Neutralino,
I was not using any on-line sources but just the first book on cosmology that I grabbed last night when I was working on my reply:
The" Big Bang," 3rd Ed., Joseph Silk, Cambridge Univ. Head of Astrophysics
http://www.amazon.com/Big-Bang-Third...8587082&sr=1-3
On page 113, Silk postulations how particles may have come into being from the quantum vacuum: Prior to 1 second after the big bang, the immense gravitational forces disrupted the particle-antiparticle production/annihilation process, thereby releasing particles into the "real world."
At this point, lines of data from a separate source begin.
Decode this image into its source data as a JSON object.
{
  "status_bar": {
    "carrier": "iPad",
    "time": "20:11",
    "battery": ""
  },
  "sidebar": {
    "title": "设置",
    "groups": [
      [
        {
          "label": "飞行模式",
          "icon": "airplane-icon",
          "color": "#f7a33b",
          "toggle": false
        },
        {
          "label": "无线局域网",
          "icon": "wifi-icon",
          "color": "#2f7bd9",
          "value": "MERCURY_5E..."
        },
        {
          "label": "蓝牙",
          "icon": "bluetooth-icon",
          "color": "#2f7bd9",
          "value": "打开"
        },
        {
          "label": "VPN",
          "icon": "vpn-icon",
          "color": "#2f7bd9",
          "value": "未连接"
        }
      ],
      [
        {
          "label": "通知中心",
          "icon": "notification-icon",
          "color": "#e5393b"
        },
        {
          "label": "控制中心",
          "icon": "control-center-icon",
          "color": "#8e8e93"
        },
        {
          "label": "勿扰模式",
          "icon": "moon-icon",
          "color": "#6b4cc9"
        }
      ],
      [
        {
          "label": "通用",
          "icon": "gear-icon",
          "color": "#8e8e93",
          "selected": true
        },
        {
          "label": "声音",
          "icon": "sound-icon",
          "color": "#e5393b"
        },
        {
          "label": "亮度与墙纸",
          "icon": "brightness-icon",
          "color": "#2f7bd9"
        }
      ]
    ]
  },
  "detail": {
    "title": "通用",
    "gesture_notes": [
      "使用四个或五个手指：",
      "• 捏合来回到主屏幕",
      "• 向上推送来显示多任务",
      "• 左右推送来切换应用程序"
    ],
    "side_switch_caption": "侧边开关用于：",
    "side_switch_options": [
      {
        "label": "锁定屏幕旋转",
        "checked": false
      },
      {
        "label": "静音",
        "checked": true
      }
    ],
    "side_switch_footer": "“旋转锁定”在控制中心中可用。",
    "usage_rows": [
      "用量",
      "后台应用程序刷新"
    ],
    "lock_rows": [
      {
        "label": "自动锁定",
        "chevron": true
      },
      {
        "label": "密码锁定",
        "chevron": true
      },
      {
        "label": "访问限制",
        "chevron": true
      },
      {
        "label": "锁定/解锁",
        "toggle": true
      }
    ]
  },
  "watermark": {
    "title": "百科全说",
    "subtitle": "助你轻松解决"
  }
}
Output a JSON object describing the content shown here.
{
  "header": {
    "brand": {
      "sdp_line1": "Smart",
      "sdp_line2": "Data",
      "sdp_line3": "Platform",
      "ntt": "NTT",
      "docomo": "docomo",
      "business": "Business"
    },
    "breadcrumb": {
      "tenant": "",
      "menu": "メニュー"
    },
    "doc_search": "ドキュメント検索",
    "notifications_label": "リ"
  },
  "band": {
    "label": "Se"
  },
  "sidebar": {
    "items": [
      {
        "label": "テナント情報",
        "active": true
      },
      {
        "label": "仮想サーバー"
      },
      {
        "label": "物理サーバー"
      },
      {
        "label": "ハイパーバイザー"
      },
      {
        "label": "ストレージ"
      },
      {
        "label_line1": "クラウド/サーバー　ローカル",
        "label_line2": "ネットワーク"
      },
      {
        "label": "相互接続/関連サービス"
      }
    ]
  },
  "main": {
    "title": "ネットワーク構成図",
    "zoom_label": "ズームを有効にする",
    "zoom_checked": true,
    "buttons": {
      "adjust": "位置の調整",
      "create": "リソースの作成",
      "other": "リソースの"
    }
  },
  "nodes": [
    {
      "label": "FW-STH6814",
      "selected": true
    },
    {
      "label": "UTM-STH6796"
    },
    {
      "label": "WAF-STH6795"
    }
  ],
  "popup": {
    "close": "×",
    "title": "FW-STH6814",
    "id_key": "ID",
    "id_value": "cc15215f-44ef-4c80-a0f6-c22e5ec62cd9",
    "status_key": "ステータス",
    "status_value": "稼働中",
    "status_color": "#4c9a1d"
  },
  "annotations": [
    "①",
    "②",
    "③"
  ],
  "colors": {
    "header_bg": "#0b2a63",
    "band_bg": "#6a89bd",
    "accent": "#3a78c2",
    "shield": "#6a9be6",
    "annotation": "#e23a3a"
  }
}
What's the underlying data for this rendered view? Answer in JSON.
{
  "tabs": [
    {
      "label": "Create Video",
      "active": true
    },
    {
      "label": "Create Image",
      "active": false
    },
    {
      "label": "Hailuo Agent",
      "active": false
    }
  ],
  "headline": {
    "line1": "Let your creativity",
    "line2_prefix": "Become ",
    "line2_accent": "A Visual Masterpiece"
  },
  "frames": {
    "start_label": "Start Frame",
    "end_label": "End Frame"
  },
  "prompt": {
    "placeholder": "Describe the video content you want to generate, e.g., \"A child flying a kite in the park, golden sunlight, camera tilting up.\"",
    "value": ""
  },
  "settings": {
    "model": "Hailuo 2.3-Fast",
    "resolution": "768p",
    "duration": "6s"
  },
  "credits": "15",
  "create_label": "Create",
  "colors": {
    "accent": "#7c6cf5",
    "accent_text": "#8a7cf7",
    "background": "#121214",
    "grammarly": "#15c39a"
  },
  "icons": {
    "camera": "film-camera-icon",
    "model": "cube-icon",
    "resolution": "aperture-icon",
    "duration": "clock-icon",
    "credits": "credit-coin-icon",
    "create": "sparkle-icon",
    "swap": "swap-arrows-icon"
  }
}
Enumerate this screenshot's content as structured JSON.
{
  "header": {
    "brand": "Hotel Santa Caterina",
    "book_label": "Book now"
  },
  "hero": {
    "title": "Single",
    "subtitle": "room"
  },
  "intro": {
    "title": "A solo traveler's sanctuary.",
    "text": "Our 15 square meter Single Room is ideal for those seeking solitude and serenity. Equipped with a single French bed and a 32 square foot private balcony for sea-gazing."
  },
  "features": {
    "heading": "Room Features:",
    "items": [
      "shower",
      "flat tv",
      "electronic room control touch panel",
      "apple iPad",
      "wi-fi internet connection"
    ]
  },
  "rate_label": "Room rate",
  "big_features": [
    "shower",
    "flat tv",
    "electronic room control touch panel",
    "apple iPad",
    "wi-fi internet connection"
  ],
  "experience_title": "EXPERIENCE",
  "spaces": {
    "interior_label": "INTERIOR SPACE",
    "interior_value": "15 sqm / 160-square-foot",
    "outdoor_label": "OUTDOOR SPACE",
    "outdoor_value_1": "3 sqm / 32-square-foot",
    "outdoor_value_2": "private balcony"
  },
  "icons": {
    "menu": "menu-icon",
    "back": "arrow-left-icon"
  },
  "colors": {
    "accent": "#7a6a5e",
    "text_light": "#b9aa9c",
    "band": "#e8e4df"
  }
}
As for quantum tunneling starting the big bang, here are some arXiv links, following a link to a lecture by Hawking in which he briefly mentions quantum tunneling at t=0. The arXiv links I'll leave off the author's names here for conciseness:
www.hawking.org.uk/lectures/quantum.html
Hawking and Hartle first proposed their tunneling theories here:
Hartle J.B. and Hawking S.W., Phys. Rev. D28, 2960 (1983).
yet, Atkatz and Pagels had a similar theory in 1982:
Atkatz, D., and Pagels, H. (1982), "Origin of the Universe as a Quantum Tunneling Event", Physical Review D 25: 2065-2073
Here are some arXiv links on the subject:
arxiv.org/abs/gr-qc/0204061 -Quantum Cosmology and Eternal Inflation
arxiv.org/abs/gr-qc/0210034 - Particle Creation in a Tunneling Universe
arxiv.org/abs/gr-qc/0206028 - Tunneling in quantum cosmology: numerical study of particle creation
http://arxiv.org/find/gr-qc/1/au:+Vi...c658ac9f0ab7bc - The Quantum Cosmology Debate
So now I've put my books aside and am researching this digression of quantum tunneling cosmogeny from my "edge of the universe" concept.